Under the direction of the curators and scientists, the students carry out many of the day-to-day activities of the museum: data collection and management, specimen preparation, vertebrate identification, surveys and studies, collections care and management, lab analysis, and library research, to name a few. Students have been active participants in such programs as the Grinnell Resurvey and the georeferencing of localities for international networks of online museum specimen databases. During the Fall, 2007 semester, the six faculty and three staff curators in the MVZ oversaw a force of 115 undergraduate research and curatorial assistants.

In addition to the range of courses taught by MVZ curators (all of whom are members of the Berkeley faculty), students can also take the Prep Lab Class and class in Museum and Field Techniques in Vertebrate Natural History.

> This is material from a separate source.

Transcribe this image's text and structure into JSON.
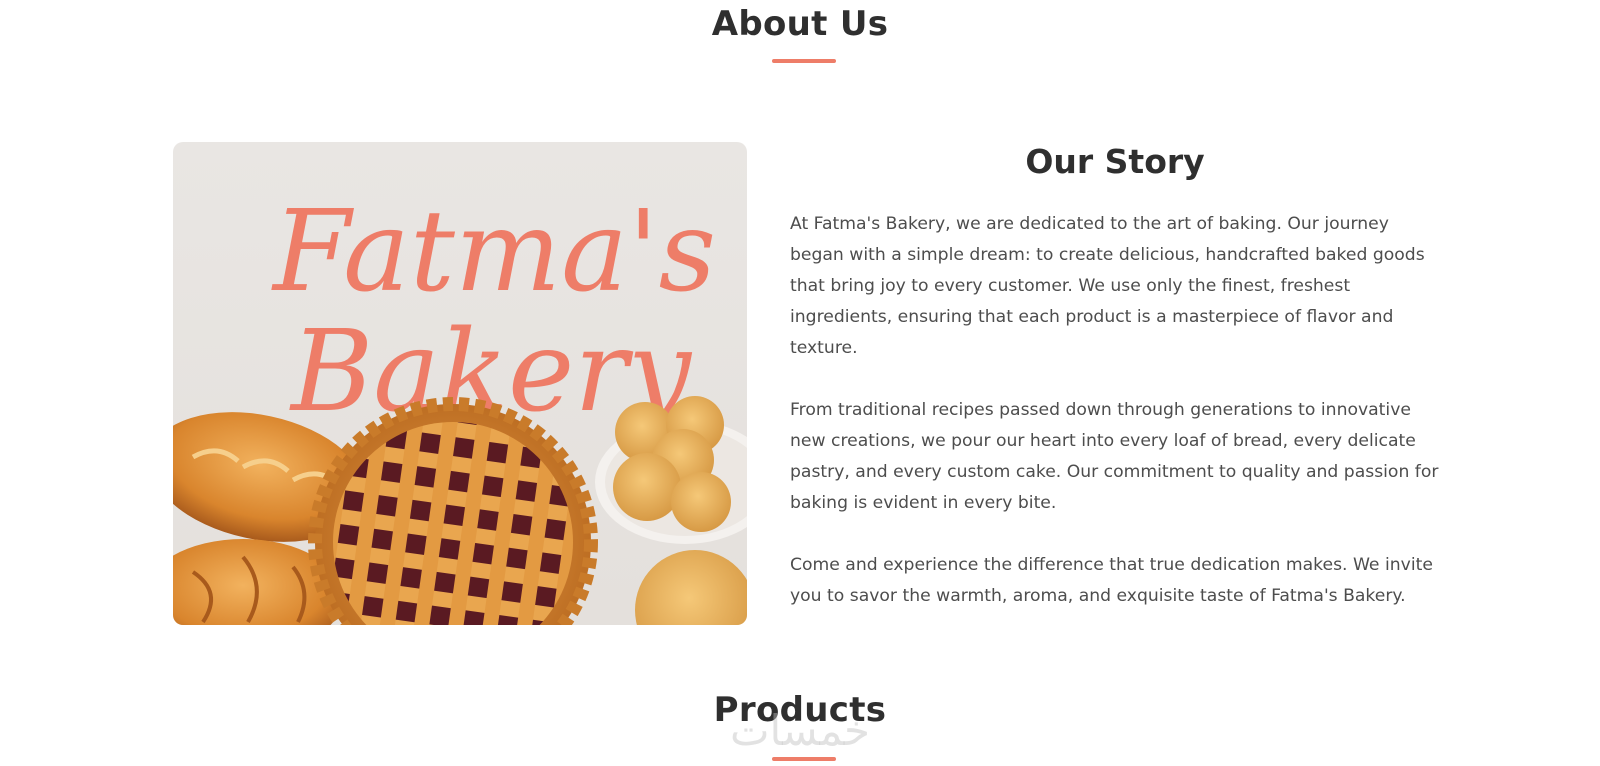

Students praise the program: “I love being part of the MVZ.  To be working in a group of people who are all passionate about what they are researching is very cool. I feel like I am actually doing something important as I modify the Arctos database, and have to go searching through 80 year-old field notes to find some detail.”

Says MVZ Associate Director Eileen Lacey, “To the best of my knowledge, the MVZ's Undergraduate Apprentice Program is unique not only on the Berkeley campus, but also within the U.S. I know of no other university-affiliated museum that offers a similar structured, comprehensive opportunity for undergraduates to engage in museum-based research. Because the program has been developed to operate within the context of a research museum (rather than an explicitly educational setting), it requires minimal infrastructure to sustain and, hence, provides a model for undergraduate education that should be applicable to a wide range of research programs and institutions.